In general, we Africans do have very low expectations of ourselves, and this is coupled with an almost subconscious lack of self-respect or low sense of self-worth. The most glaring manifestation of this can be observed in the difference between how we treat abazungu here in African countries, and how we treat each other as fellow Africans.
This is a problem that goes even beyond Africa. We live in a world that operates (knowingly or unknowingly) under the doctrine that all good things are for/from the global north, and all misery and savagery is for/from the global south. It is a mentality that stems from spending hundreds of years under the rule of slavery and colonialism.
Just look at colonialism, specifically. That was only yesterday, in historical terms. Many of us have elderly members of family who were born and raised under colonial rule. Born and raised into a life of subjugation based on the colour of their skin, based on their African origin.
If you look at the specifics of particularly francophone West Africa, colonialism is still ongoing in some quarters. Any western military conglomeration can launch drone strikes at will in any African country and kill as many Africans as they like. But can, say, the Nigerian Air Force, or the Tanzanian Navy launch attacks on western territory? Of course not!
This severe power imbalance, this vast chasm between the status of western countries and the status of African countries is plain for even children to observe. And it has a lasting effect on how we perceive ourselves and our place in this world.
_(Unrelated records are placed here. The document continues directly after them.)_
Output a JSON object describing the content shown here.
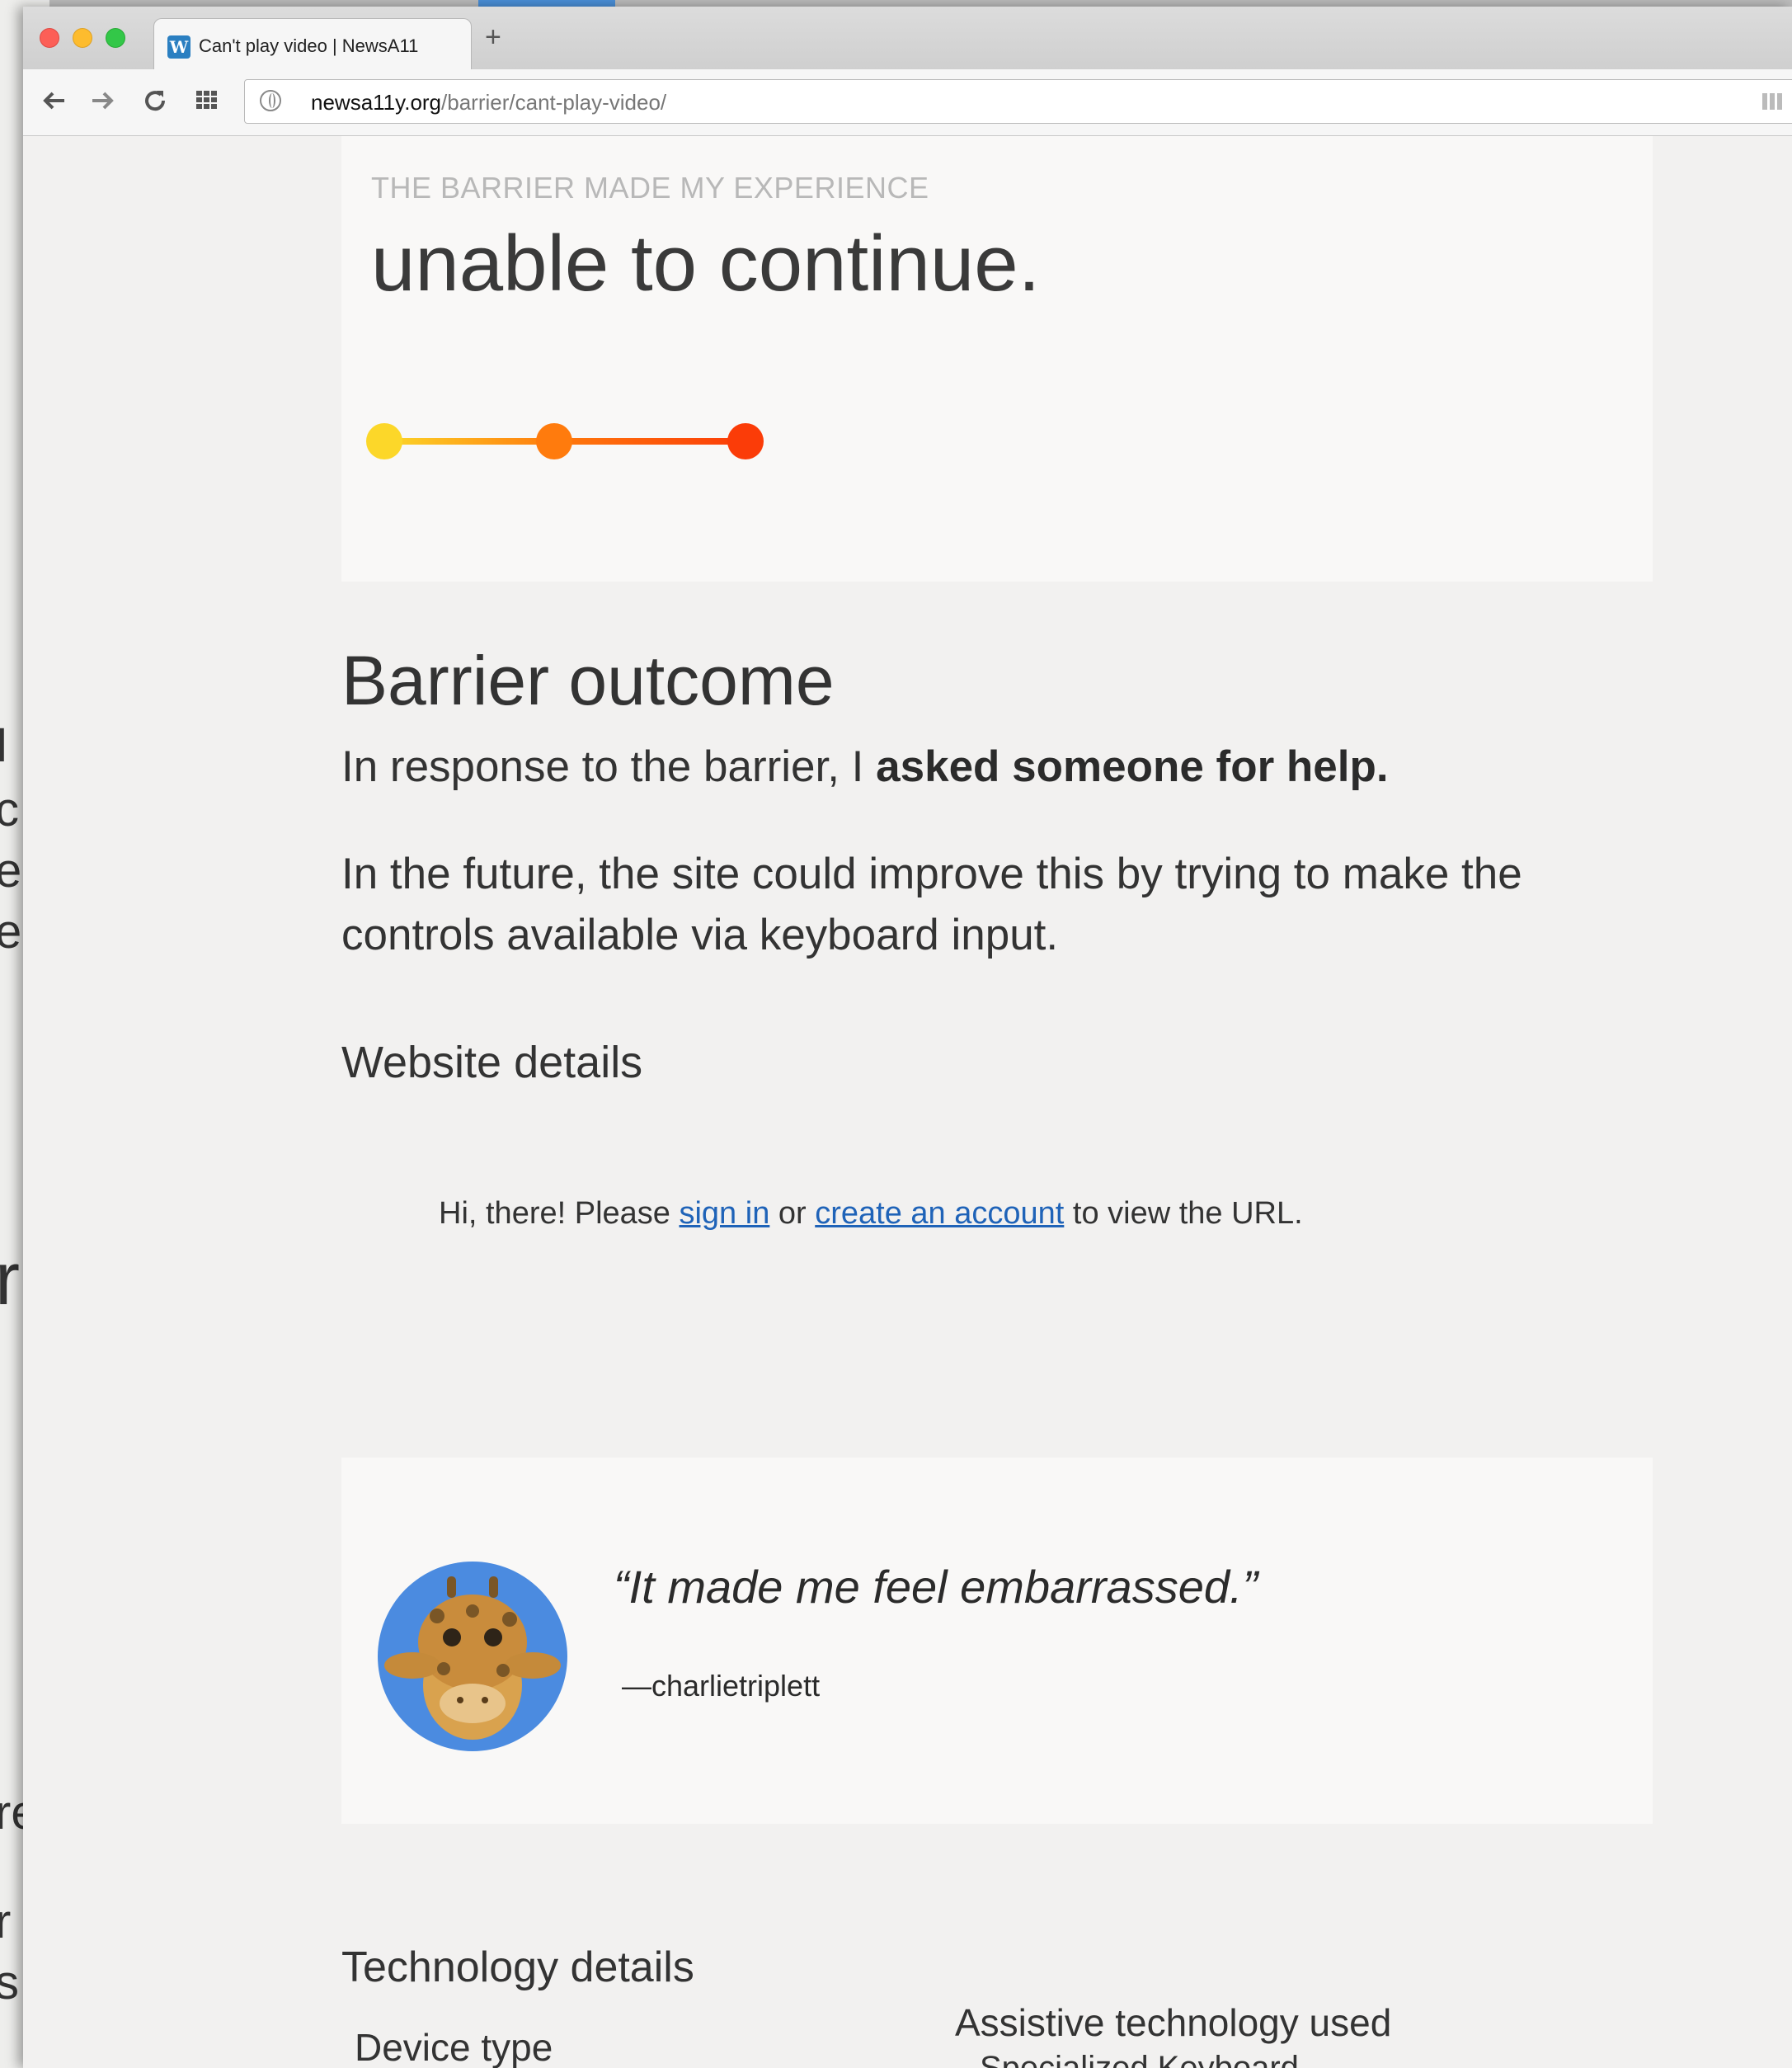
{
  "browser": {
    "tab_title": "Can't play video | NewsA11",
    "favicon": "wordpress-icon",
    "new_tab_symbol": "+",
    "url_host": "newsa11y.org",
    "url_path": "/barrier/cant-play-video/"
  },
  "experience": {
    "label": "THE BARRIER MADE MY EXPERIENCE",
    "value": "unable to continue.",
    "scale_colors": [
      "#fcd729",
      "#ff7b0d",
      "#fb3c08"
    ]
  },
  "outcome": {
    "heading": "Barrier outcome",
    "response_prefix": "In response to the barrier, I ",
    "response_bold": "asked someone for help.",
    "improvement": "In the future, the site could improve this by trying to make the controls available via keyboard input."
  },
  "website": {
    "heading": "Website details",
    "signin_prefix": "Hi, there! Please ",
    "signin_link": "sign in",
    "signin_middle": " or ",
    "create_link": "create an account",
    "signin_suffix": " to view the URL."
  },
  "quote": {
    "text": "“It made me feel embarrassed.”",
    "author": "—charlietriplett",
    "avatar": "giraffe-avatar"
  },
  "technology": {
    "heading": "Technology details",
    "device_label": "Device type",
    "at_label": "Assistive technology used",
    "at_items": [
      "Specialized Keyboard"
    ]
  },
  "background_fragments": [
    "I",
    "c",
    "e",
    "e",
    "r",
    "re",
    "r",
    "s"
  ]
}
I am quite happy so far with the results of the hard work being done at the City of Kigali, and I would like to urge them in the strongest possible terms, not to be discouraged by the resistance and “push-back” against things like the car-free zone, road constructions and regularisation of street hawkers.
Hold the line – we need you to be our vehicle into the future, a future of progress and prosperity for all. Changing deep-seated, almost instinctive flaws in our perception of ourselves and each other, changing this is painstaking, slow-moving, often thankless and arduous work. But I am hopeful we will stay the course of continuing to build a better Rwanda for ourselves and for future Rwandans.
This country is ours. And I believe into the depths of my soul that we have it in us to build for ourselves that which is even better than what is described as the mythical “only for abazungu”.
Have faith, people. Don’t allow yourselves to be distracted by those who are scared to rise up to equality, and who would rather we remain cliches of chaos, underdevelopment and misery, because that is not for us Africans. Not yesterday, not today, and not tomorrow.